Revista D

Una gota de paz

Giuseppe Creazza lucha por mostrar la otra cara de los jóvenes en La Verbena, zona 7.

Por Ana Lucía González

Creazza considera que los jóvenes merecen oportunidades. (Foto Álvaro Interiano)
Creazza considera que los jóvenes merecen oportunidades. (Foto Álvaro Interiano)

La colonia La Verbena, en la zona 7 capitalina, es considerada una de las zonas rojas de la ciudad debido a sus altos índices de violencia, sin embargo, el diácono italiano Giuseppe Creazza decidió luchar contra este estigma y creó un espacio de oportunidades y diversión para los niños y jóvenes, a través del arte, el deporte y el apoyo familiar.

Creazza, de 78 años, más conocido como diácono Beppino, vino a Guatemala hace tres décadas como parte del servicio pastoral de la Congregación Pía Sociedad San Cayetano.

Su carisma natural y habilidad para comunicarse con los niños y jóvenes le han permitido con facilidad tomar las riendas del exitoso programa social que ya tiene cuatro años en esta colonia.

El Centro Educativo Complementario Padre Ottorino es el nombre del lugar que atiende a 150 niños y jóvenes con tutorías escolares, talleres de matemática y lenguaje, psicología.

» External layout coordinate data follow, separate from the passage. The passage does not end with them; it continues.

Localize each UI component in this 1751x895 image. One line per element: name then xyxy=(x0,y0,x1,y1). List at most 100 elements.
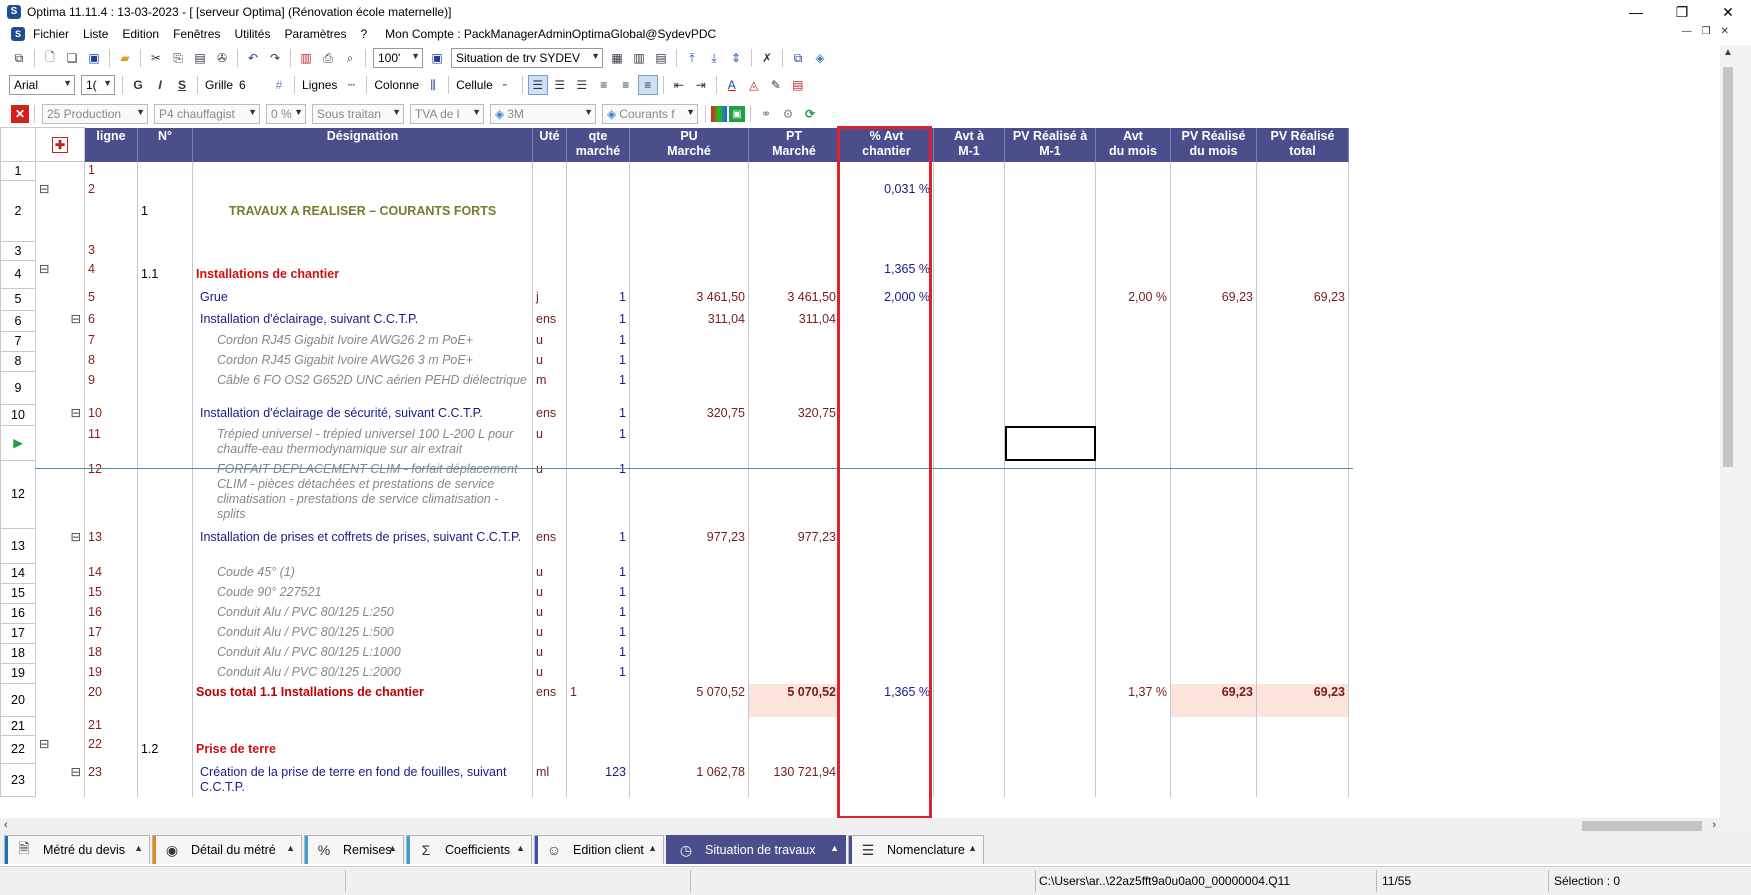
cell-qte[interactable]: 1 xyxy=(566,425,630,461)
cell-avtm1[interactable] xyxy=(933,583,1005,604)
cell-qte[interactable] xyxy=(566,260,630,289)
cell-avtmois[interactable] xyxy=(1095,603,1171,624)
cell-avtm1[interactable] xyxy=(933,404,1005,426)
save-view-icon[interactable]: ▣ xyxy=(427,48,447,68)
cell-pvm1[interactable] xyxy=(1004,735,1096,764)
table-row[interactable]: 6 ⊟ 6 Installation d'éclairage, suivant C.C… xyxy=(0,310,1349,332)
cell-pvm1[interactable] xyxy=(1004,331,1096,352)
cell-pvtot[interactable] xyxy=(1256,763,1349,797)
cell-num[interactable]: 1.1 xyxy=(137,260,193,289)
cell-pvm1[interactable] xyxy=(1004,623,1096,644)
cell-num[interactable] xyxy=(137,161,193,181)
cell-avtmois[interactable]: 1,37 % xyxy=(1095,683,1171,717)
cell-pvtot[interactable] xyxy=(1256,260,1349,289)
cell-pt[interactable] xyxy=(748,331,840,352)
cell-pu[interactable] xyxy=(629,331,749,352)
table-row[interactable]: 21 21 xyxy=(0,716,1349,736)
cell-num[interactable] xyxy=(137,563,193,584)
redo-icon[interactable]: ↷ xyxy=(265,48,285,68)
cell-qte[interactable] xyxy=(566,180,630,242)
cell-num[interactable] xyxy=(137,288,193,311)
cell-ligne[interactable]: 12 xyxy=(84,460,138,529)
grille-value[interactable]: 6 xyxy=(239,78,265,92)
cell-des[interactable]: Création de la prise de terre en fond de… xyxy=(192,763,533,797)
cell-pvtot[interactable] xyxy=(1256,331,1349,352)
cell-des[interactable]: Conduit Alu / PVC 80/125 L:2000 xyxy=(192,663,533,684)
cell-pvm1[interactable] xyxy=(1004,180,1096,242)
cell-pvmois[interactable] xyxy=(1170,563,1257,584)
menu-fichier[interactable]: Fichier xyxy=(33,27,69,41)
cell-avtmois[interactable] xyxy=(1095,425,1171,461)
row-number[interactable]: 3 xyxy=(0,241,36,261)
row-number[interactable]: 20 xyxy=(0,683,36,717)
grid-layout-icon[interactable]: ▦ xyxy=(607,48,627,68)
filter-courants-select[interactable]: ◈ Courants f ▼ xyxy=(602,104,698,124)
cell-pt[interactable] xyxy=(748,603,840,624)
table-row[interactable]: 5 5 Grue j 1 3 461,50 3 461,50 2,000 % 2,00 % 69,… xyxy=(0,288,1349,311)
row-number[interactable]: ▶ xyxy=(0,425,36,461)
cell-avtm1[interactable] xyxy=(933,663,1005,684)
cell-pu[interactable] xyxy=(629,603,749,624)
cell-avt[interactable] xyxy=(839,371,934,405)
strike-button[interactable]: S xyxy=(172,75,192,95)
cell-ligne[interactable]: 16 xyxy=(84,603,138,624)
chevron-up-icon[interactable]: ▲ xyxy=(388,843,397,853)
cell-avt[interactable] xyxy=(839,310,934,332)
cell-qte[interactable]: 1 xyxy=(566,663,630,684)
col-pv-m1[interactable]: PV Réalisé à M-1 xyxy=(1004,127,1096,162)
cell-num[interactable] xyxy=(137,763,193,797)
filter-lot-select[interactable]: P4 chauffagist ▼ xyxy=(154,104,260,124)
table-row[interactable]: 9 9 Câble 6 FO OS2 G652D UNC aérien PEHD d… xyxy=(0,371,1349,405)
cell-pvmois[interactable] xyxy=(1170,583,1257,604)
document-menu-icon[interactable]: S xyxy=(11,27,25,41)
cell-avtm1[interactable] xyxy=(933,460,1005,529)
paste-icon[interactable]: ▤ xyxy=(190,48,210,68)
cell-pvmois[interactable] xyxy=(1170,371,1257,405)
restore-button[interactable]: ❐ xyxy=(1659,0,1705,24)
clear-format-icon[interactable]: ▤ xyxy=(788,75,808,95)
cell-qte[interactable] xyxy=(566,161,630,181)
cell-qte[interactable]: 1 xyxy=(566,371,630,405)
col-pv-total[interactable]: PV Réalisé total xyxy=(1256,127,1349,162)
cell-ute[interactable]: u xyxy=(532,583,567,604)
cell-pvmois[interactable] xyxy=(1170,351,1257,372)
cell-avtmois[interactable] xyxy=(1095,351,1171,372)
bold-button[interactable]: G xyxy=(128,75,148,95)
print-preview-icon[interactable]: ⌕ xyxy=(340,48,360,68)
cell-ute[interactable]: u xyxy=(532,623,567,644)
table-row[interactable]: 16 16 Conduit Alu / PVC 80/125 L:250 u 1 xyxy=(0,603,1349,624)
cell-des[interactable] xyxy=(192,716,533,736)
cell-pu[interactable]: 311,04 xyxy=(629,310,749,332)
row-number[interactable]: 6 xyxy=(0,310,36,332)
cell-pvmois[interactable] xyxy=(1170,310,1257,332)
col-num[interactable]: N° xyxy=(137,127,193,162)
cell-pvtot[interactable]: 69,23 xyxy=(1256,288,1349,311)
copy-document-icon[interactable]: ❏ xyxy=(62,48,82,68)
move-top-icon[interactable]: ⤒ xyxy=(682,48,702,68)
cell-qte[interactable]: 1 xyxy=(566,528,630,564)
cell-pt[interactable] xyxy=(748,241,840,261)
cell-ligne[interactable]: 20 xyxy=(84,683,138,717)
cell-avt[interactable] xyxy=(839,663,934,684)
cell-avtm1[interactable] xyxy=(933,161,1005,181)
cell-pvtot[interactable] xyxy=(1256,180,1349,242)
cell-pu[interactable] xyxy=(629,663,749,684)
cell-num[interactable] xyxy=(137,528,193,564)
cell-pvtot[interactable] xyxy=(1256,603,1349,624)
cell-ligne[interactable]: 21 xyxy=(84,716,138,736)
cell-pu[interactable]: 1 062,78 xyxy=(629,763,749,797)
cell-ligne[interactable]: 15 xyxy=(84,583,138,604)
cell-num[interactable] xyxy=(137,371,193,405)
cell-avtmois[interactable] xyxy=(1095,643,1171,664)
cell-pvmois[interactable] xyxy=(1170,241,1257,261)
cell-des[interactable]: Conduit Alu / PVC 80/125 L:1000 xyxy=(192,643,533,664)
row-number[interactable]: 9 xyxy=(0,371,36,405)
cell-pvm1[interactable] xyxy=(1004,161,1096,181)
expand-all-icon[interactable]: ✚ xyxy=(35,127,85,162)
scroll-right-icon[interactable]: › xyxy=(1712,819,1716,831)
cell-avt[interactable] xyxy=(839,735,934,764)
cell-pvmois[interactable] xyxy=(1170,623,1257,644)
cell-pvm1[interactable] xyxy=(1004,241,1096,261)
cell-avtm1[interactable] xyxy=(933,623,1005,644)
cell-pvm1[interactable] xyxy=(1004,425,1096,461)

También ofrece alimentación.

A la par de esta iniciativa, y como parte de las actividades de la parroquia de la Virgen de la Medalla Milagrosa, Creazza organizó grupos para impartir a otros 300 jóvenes cursos de danza árabe, zumba, música, teatro, deportes y escultismo, entre otros.

“La danza es la experiencia más fuerte, con más de 70 participantes”, comenta.

Oportunidades

Creazza cuenta que llegar a La Verbena le significó un gran reto. Encontró un escenario con aproximadamente 60 mil habitantes, la mayoría en situación de pobreza, con trabajos informales, familias desintegradas, muchos de ellos migrantes del área rural, con solo una escuela pública a nivel primario y escaso acceso a servicios en general.

“Se estima que viven alrededor de 15 mil jóvenes entre los 10 y los 18 años”, comenta Creazza.

Poco a poco el proyecto fue creciendo. Hoy cuenta con el apoyo de la diácona Patricia Gaytán, quien comparte que es muy fácil que los jóvenes se involucren en drogas o delincuencia para poder sobrevivir.

Uno de los principales objetivos del religioso es que los adolescentes completen la secundaria para que tengan mejores oportunidades de trabajo. “Ellos responden con interés, generosidad y pasión. Están felices de encontrar su dignidad o recuperarla”, concluye.